# Elsie Dinsmore and A Life of Faith



## LadyFlynt (Dec 18, 2004)

Has anyone read these or the updated versions with their daughters? I've read the first book of the original series. And I've been looking into the Life of Faith Clubs...

Just looking for opinions...thought this might be a good alternative to the American Girl issue.


----------



## VirginiaHuguenot (Dec 19, 2004)

My wife has enjoyed the Elsie Dinsmore books in the past and my daughter probably will in years to come. I'll see if my wife has a more detailed analysis to share.


----------



## LawrenceU (Dec 19, 2004)

My nine year old daughter loves them. Some of the books when Elsie is older deal with some themes that may be a bit mature for younger ones, however. 

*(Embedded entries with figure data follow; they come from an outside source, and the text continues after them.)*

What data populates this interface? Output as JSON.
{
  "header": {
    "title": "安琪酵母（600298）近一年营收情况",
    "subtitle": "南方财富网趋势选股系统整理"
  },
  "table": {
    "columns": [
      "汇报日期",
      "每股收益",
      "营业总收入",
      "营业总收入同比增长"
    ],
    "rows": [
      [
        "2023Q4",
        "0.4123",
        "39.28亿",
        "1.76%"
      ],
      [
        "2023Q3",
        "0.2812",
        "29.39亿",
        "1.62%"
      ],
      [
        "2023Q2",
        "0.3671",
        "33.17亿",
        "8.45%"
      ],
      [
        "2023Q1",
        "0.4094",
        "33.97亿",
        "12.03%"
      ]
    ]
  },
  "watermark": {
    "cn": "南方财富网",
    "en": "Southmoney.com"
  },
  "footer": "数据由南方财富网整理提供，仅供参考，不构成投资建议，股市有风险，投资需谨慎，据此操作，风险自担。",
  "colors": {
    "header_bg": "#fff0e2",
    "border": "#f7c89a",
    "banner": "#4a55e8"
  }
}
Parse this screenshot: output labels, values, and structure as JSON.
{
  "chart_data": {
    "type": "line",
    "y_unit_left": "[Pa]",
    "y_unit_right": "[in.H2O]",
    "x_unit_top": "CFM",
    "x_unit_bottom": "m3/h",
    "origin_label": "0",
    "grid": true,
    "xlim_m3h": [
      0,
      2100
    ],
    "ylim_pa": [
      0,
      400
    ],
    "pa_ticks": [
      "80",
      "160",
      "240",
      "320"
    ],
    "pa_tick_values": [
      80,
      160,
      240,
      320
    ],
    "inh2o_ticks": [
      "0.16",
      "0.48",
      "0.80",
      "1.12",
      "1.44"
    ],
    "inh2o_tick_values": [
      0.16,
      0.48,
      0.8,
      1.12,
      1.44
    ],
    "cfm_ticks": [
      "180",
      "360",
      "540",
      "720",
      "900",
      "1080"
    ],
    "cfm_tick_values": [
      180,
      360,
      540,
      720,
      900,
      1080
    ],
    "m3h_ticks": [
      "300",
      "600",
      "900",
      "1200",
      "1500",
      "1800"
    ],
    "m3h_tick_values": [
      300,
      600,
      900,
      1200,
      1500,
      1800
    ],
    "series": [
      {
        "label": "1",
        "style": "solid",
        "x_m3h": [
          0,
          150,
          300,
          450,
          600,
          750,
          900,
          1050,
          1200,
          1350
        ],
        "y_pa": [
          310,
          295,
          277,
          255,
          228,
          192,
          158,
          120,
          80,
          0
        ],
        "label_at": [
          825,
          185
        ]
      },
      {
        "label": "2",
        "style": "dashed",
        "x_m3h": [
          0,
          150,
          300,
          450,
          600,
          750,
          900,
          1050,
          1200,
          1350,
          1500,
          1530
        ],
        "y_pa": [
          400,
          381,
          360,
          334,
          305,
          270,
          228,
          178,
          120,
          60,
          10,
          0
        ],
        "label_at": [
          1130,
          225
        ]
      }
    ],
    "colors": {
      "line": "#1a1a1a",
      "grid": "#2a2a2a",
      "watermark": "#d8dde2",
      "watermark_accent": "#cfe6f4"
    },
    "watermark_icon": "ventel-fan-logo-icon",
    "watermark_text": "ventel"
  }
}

If you check out Vision Forum they have some wonderful dolls that are of even better quaility than the American Girl dolls. These dolls and cosutmes are based upon historic Christian women eg. Dolly Madison, Pocahantas, etc.


----------



## LadyFlynt (Dec 19, 2004)

Yes, I'm aware that Vision Forum has those, but I haven't been able to read any of the books yet...right now we buy tapes and CDs...our children are all now sitting with us in service again (we were in a church at one time where that was the only option).


----------